Epileptic encephalopathy with continuous spike-and-waves during slow-wave sleep
CSWS or ESES is an age-related, epileptic encephalopathy that presents at the extreme end of atypical BECTS. It is typically characterized by various types of seizures, CSWS or ESES shown on EEG during NREM sleep, and global regression of linguistic, cognitive function, and behavior.
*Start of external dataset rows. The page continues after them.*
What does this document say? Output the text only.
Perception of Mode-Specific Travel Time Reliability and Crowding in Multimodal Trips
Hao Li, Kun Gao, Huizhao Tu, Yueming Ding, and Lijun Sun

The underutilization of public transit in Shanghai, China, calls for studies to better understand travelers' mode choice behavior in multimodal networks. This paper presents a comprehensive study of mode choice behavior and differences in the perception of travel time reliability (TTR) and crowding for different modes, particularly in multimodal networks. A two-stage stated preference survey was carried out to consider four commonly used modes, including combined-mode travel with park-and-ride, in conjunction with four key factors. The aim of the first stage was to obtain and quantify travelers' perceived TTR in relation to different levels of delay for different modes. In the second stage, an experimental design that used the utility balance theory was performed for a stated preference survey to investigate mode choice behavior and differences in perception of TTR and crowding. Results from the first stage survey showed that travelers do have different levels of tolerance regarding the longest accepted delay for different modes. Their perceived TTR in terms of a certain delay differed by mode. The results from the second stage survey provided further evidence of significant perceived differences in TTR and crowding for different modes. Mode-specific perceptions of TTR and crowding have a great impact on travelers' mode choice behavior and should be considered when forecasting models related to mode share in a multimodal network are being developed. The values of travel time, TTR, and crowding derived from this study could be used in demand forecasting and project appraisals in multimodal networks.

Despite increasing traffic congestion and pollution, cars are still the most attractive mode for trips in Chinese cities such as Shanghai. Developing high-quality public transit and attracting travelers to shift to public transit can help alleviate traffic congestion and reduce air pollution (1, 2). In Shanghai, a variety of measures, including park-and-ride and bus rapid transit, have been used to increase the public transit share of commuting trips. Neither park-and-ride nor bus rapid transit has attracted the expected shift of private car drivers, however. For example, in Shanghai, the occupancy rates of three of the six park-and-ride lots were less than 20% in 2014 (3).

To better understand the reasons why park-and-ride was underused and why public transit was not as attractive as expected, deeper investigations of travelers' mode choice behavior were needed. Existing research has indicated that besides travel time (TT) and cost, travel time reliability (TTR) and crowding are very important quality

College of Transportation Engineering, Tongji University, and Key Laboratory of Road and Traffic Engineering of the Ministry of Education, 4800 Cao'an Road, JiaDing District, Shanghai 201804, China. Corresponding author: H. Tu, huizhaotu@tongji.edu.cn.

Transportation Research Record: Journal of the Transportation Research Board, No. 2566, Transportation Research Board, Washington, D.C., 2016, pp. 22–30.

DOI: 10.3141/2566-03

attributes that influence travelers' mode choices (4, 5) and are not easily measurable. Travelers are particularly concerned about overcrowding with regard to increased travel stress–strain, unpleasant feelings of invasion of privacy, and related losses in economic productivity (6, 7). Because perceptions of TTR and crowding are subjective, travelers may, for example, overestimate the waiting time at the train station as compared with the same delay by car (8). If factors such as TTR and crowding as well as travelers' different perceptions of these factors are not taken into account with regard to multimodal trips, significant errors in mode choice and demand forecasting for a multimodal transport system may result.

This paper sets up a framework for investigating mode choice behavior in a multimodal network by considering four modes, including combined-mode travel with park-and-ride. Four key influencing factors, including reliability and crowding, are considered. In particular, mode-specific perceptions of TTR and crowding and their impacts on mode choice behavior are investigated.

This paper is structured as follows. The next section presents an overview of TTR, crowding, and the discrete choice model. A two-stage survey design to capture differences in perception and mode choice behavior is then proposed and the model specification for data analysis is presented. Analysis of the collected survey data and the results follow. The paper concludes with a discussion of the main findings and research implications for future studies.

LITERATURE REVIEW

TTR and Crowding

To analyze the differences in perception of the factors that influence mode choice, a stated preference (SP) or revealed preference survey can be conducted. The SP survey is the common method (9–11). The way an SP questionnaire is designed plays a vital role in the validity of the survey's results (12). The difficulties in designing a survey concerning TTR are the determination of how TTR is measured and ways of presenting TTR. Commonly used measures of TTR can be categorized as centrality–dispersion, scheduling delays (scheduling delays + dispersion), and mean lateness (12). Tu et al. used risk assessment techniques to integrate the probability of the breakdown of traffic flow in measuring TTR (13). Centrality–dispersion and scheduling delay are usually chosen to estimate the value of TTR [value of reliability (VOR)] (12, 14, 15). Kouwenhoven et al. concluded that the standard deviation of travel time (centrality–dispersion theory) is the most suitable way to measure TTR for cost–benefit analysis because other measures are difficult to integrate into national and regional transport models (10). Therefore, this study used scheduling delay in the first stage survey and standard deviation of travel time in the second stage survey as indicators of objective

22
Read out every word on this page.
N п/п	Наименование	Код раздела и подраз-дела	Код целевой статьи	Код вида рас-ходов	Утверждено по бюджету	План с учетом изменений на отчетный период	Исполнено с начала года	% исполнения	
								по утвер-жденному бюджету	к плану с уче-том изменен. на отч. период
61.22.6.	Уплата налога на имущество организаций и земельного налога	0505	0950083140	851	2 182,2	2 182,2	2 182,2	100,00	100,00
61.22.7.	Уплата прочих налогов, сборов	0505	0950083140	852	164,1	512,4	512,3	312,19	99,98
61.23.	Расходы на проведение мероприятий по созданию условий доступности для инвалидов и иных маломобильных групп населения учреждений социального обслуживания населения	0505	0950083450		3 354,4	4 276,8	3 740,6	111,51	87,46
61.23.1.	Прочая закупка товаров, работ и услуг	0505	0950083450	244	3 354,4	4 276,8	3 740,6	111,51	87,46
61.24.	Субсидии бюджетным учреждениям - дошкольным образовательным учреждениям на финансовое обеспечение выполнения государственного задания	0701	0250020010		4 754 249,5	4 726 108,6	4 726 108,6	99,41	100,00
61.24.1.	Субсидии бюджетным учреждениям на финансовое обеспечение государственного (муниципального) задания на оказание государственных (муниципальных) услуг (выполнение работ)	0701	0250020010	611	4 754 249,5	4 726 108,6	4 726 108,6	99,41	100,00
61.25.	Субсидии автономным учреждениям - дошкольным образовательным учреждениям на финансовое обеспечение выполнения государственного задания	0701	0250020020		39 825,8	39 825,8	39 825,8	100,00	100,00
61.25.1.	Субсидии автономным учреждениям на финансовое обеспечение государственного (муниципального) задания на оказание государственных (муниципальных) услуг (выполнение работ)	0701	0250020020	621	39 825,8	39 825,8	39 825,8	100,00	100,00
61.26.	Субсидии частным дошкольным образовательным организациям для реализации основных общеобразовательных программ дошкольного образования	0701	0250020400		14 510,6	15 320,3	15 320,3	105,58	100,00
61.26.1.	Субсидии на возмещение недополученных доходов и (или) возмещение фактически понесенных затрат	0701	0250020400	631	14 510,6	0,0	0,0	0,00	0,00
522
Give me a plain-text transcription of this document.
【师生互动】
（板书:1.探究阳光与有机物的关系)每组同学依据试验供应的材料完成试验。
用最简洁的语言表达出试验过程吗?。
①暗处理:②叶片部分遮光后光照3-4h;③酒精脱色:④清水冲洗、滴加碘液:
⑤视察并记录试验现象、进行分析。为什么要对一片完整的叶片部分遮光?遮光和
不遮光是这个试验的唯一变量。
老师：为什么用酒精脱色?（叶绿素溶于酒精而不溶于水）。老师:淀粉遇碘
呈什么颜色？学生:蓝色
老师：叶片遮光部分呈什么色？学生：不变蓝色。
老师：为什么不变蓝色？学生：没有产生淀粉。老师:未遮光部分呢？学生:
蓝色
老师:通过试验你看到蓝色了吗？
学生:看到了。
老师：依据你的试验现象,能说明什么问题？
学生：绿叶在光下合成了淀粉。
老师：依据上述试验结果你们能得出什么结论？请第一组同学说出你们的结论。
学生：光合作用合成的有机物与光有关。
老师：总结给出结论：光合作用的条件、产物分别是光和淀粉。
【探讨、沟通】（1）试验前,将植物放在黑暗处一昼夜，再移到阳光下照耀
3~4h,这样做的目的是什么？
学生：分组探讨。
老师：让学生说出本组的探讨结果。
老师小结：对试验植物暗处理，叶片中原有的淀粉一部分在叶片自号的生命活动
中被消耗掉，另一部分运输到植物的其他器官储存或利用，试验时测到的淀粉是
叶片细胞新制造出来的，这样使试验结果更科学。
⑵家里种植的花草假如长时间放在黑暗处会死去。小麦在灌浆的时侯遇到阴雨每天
The onset of seizures varies, but the seizures tend to peak at about five years of age, before evolving into epileptic encephalopathy with ESES within 1–2 years.55 At first, the seizures may be simple focal motor, complex focal, absence, or myoclonic, and usually occur at night. They can last for more than 30 minutes. The EEG usually shows multifocal epileptiform discharges or bilaterally synchronous sharp or spike-wave discharges. Subsequently, the seizures become frequent and predominantly nocturnal. Various types of seizures then emerge. They include hemiconvulsive, generalized tonic-clonic seizures (GTCS), absence seizures, drop attacks, and convulsive or non-convulsive status epilepticus. The EEG starts showing diffuse paroxysms and a continuous pattern of ESES, which eventually occupies at least 85% of NREM sleep.27 Linguistic, neurocognitive decline, and neuropsychiatric features, such as autism, are commonly associated with this condition; the development of these features is largely dependent on the EEG pattern, including the location and abundance of epileptiform discharges. However, the pathophysiological mechanisms are still unclear. It appears that the longer the duration of ESES, the poorer the outcome is.25,56–63 Children with CSWS show differences in the degree and type of neurocognitive regression, the features of seizures, and EEG abnormalities. Therefore, it is not appropriate to generalize about this type of epilepsy. Several treatment regimens for atypical BECTS, especially LKS or ESES, have been used to improve cognitive outcome, though these are not evidence-based. Treatment options include benzodiazepines, sulthiame, new antiepileptic drugs such as lamotrigine, topiramate, levetiracetam, a ketogenic diet, steroid or methylprednisolone pulse therapy, intravenous immunoglobulin, and even surgical interventions.41,64,65
In conclusion, BECTS is the most common, presumably genetic, type of focal epilepsy in children. It can develop in various ways, leading to mild or severe neuropsychological deficits, including linguistic, cognitive, and behavioral impairment. The seizures appear to depend on the sleep cycle, and the predominant localization and abundance of epileptiform discharges. A complex interplay between the processes of brain maturation and the effects of specific genes seems to contribute to a variety of different childhood epileptic syndromes. BECTS, atypical BECTS, SEBECTS, LKS, and CSWS can all be considered different entities that are nonetheless part of a single spectrum of disorders. However, much larger cohort studies are needed using comprehensive evaluation including electro-clinical tests and whole or targeted exome sequencing, to obtain a clearer picture of what might be directly causing, or contributing to the diverse phenotypes of this spectrum of disorders.